During the first half of the season, we saw Tyreese [Chad L. Coleman] distressed and in search of the person who burned his girlfriend’s body alive. When Rick [Andrew Lincoln]concluded Carol [Melissa McBride] had done it, he kicked her out and she didn’t return for a long time. Now that she’s back in the picture, it was only fitting that her first reunion would be with Tyreese.

Let’s look at it this way: Carol had to kill Lizzie to save everyone else. Tyreese saw that and agreed to it because it really was their only option. When the flu outbreak struck the prison, Carol did what she thought was best to prevent the flu from spreading. Carol did the right thing by waiting until after she killed Lizzie to tell Tyreese the truth. At that point, Tyreese had seen how hard it was for Carol to kill Lizzie and how hard it must have been to burn the bodies. She didn’t enjoy it, but she did it with good intentions. Now that the truth is out, the two can move forward with Judith and head to Terminus.

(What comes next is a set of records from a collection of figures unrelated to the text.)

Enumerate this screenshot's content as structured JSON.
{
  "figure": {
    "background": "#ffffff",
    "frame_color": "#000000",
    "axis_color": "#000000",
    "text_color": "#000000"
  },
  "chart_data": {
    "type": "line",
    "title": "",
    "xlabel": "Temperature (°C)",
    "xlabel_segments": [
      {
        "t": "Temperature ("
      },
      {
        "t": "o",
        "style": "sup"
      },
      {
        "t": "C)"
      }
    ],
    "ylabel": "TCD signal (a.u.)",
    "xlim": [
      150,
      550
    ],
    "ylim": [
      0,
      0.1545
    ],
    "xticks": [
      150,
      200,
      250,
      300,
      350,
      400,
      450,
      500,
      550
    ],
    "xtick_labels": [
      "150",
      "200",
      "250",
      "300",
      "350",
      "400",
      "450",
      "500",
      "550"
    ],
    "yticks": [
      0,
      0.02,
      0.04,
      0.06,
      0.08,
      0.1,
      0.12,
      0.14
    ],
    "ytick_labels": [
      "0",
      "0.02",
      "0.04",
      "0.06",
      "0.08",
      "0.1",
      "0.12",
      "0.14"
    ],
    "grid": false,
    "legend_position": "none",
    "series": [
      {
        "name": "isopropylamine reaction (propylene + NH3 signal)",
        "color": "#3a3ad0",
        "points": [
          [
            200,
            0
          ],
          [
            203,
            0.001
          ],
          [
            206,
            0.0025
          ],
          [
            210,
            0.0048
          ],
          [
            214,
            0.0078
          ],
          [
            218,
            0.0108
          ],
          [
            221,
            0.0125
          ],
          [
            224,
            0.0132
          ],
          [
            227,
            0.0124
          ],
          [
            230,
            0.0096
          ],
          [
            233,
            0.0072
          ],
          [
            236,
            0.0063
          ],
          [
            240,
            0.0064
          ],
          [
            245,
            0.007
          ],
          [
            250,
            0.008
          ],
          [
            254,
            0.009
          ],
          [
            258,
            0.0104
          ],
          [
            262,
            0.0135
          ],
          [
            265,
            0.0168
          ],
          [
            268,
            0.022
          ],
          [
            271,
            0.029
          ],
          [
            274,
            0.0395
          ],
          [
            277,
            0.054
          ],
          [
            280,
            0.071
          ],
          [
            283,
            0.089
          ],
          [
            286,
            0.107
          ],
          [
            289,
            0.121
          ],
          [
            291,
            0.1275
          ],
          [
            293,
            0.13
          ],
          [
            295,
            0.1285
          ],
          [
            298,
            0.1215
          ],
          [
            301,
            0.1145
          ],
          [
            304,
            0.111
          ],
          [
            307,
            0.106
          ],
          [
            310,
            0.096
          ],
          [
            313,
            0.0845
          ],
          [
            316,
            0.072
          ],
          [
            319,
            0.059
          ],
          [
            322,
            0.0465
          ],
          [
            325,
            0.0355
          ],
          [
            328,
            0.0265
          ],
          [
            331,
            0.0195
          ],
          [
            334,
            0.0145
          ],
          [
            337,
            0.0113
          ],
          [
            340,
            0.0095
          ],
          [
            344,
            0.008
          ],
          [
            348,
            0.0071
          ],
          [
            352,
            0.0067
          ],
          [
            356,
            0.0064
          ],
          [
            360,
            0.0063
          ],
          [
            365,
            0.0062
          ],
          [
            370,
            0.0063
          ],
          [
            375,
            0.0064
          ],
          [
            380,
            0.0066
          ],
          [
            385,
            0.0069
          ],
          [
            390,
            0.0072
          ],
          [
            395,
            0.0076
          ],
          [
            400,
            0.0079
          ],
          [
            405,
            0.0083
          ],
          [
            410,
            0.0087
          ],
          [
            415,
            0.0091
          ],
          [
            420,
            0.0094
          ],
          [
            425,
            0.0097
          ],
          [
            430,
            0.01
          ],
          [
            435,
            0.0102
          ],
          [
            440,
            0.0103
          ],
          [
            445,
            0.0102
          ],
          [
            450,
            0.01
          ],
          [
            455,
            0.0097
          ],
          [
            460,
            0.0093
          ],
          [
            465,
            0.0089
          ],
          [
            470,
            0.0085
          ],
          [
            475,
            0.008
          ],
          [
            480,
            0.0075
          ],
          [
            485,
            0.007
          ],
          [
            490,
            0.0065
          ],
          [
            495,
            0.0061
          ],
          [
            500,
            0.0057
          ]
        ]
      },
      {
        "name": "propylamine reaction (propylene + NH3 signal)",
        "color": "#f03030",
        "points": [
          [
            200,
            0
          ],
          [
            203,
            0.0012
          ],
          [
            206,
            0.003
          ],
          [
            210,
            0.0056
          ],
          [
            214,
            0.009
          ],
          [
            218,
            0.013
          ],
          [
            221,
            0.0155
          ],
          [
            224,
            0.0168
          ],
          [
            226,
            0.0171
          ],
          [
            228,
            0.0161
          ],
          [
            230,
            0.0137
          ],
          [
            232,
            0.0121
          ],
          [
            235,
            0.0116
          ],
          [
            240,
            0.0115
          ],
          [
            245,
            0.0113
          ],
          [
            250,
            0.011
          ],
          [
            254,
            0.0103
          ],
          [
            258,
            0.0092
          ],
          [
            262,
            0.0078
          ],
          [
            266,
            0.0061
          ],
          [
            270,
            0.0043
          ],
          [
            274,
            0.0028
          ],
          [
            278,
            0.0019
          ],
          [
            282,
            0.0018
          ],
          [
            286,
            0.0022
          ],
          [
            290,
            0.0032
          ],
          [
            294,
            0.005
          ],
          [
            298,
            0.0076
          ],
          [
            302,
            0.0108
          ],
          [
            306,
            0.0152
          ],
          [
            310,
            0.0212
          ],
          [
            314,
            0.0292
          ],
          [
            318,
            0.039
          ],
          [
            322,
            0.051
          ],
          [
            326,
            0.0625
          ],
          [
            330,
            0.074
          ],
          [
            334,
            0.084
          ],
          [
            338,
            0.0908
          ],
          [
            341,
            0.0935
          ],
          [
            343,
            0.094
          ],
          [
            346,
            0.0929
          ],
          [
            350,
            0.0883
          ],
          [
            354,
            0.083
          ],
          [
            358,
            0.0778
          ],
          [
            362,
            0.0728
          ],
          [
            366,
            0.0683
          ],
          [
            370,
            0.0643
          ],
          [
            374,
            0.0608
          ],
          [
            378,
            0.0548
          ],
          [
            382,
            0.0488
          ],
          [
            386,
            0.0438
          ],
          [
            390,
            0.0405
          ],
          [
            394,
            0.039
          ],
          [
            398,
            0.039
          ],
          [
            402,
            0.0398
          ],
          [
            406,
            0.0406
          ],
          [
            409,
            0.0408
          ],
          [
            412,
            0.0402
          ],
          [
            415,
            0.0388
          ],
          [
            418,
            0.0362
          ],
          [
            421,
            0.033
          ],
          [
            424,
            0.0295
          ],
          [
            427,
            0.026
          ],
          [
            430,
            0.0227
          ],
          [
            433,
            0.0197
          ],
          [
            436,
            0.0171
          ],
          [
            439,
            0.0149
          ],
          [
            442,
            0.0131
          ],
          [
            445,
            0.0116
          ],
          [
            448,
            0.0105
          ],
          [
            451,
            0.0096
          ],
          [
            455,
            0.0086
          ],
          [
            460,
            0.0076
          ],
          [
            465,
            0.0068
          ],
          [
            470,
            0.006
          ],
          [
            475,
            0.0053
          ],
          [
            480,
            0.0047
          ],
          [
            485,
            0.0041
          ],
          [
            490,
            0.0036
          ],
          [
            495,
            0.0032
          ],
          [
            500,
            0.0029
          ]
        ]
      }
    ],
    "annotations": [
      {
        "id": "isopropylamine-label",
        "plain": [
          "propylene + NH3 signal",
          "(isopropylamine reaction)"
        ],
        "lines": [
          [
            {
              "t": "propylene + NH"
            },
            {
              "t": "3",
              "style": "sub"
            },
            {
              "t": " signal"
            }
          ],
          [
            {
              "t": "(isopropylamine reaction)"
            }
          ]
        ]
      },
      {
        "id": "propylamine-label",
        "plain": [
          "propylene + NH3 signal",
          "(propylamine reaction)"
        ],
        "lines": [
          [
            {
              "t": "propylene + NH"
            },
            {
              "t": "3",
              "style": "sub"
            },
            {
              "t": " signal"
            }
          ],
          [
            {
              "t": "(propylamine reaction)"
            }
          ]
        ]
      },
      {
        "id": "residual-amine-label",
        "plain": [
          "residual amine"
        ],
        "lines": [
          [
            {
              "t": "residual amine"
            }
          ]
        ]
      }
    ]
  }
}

3. We have now seen the three ways to grow up in the apocalypse.

While this may be debatable to some, we have seen three of the main ways kids react in the apocalypse.

First, we watched Carl grow from a boy into a man who, despite some typical teenage angst, is typically a smart survivor. He understands what it means to lose loved ones but he also maintains some hope. He knows how to survive in this world because he was shown both the good and the bad.

Second, we have Mika, a sweet little girl who was on her way to being similar to Carl, but wasn’t quite there. She knew she would have to kill walkers, but she still had that fear that Carl no longer has. In time, I think she would have reached a level similar to Carl, but now we’re left only guessing.

Third, we have Lizzie, the psychotic girl who could not distinguish between humans and walkers. She would not accept that the world she lived in was a bad one and therefore did her best to personify the walkers. She got angry when Carol killed the walker that was chasing her because Lizzie couldn’t comprehend the world around her. Because of these things, she hit a breaking point. She stabbed her sister to prove to herself that walkers couldn’t be bad if she knew the walker was once a person. The apocalypse destroyed her.

With such an intense ending to a very emotional episode, I’m hopeful the last few episodes of the season will be of the same caliber. The back half of this season was spent developing the characters further than before, but now it is time to get the group back together. A reunion should happen soon.

“The Walking Dead” airs Sundays at 9 p.m. on AMC.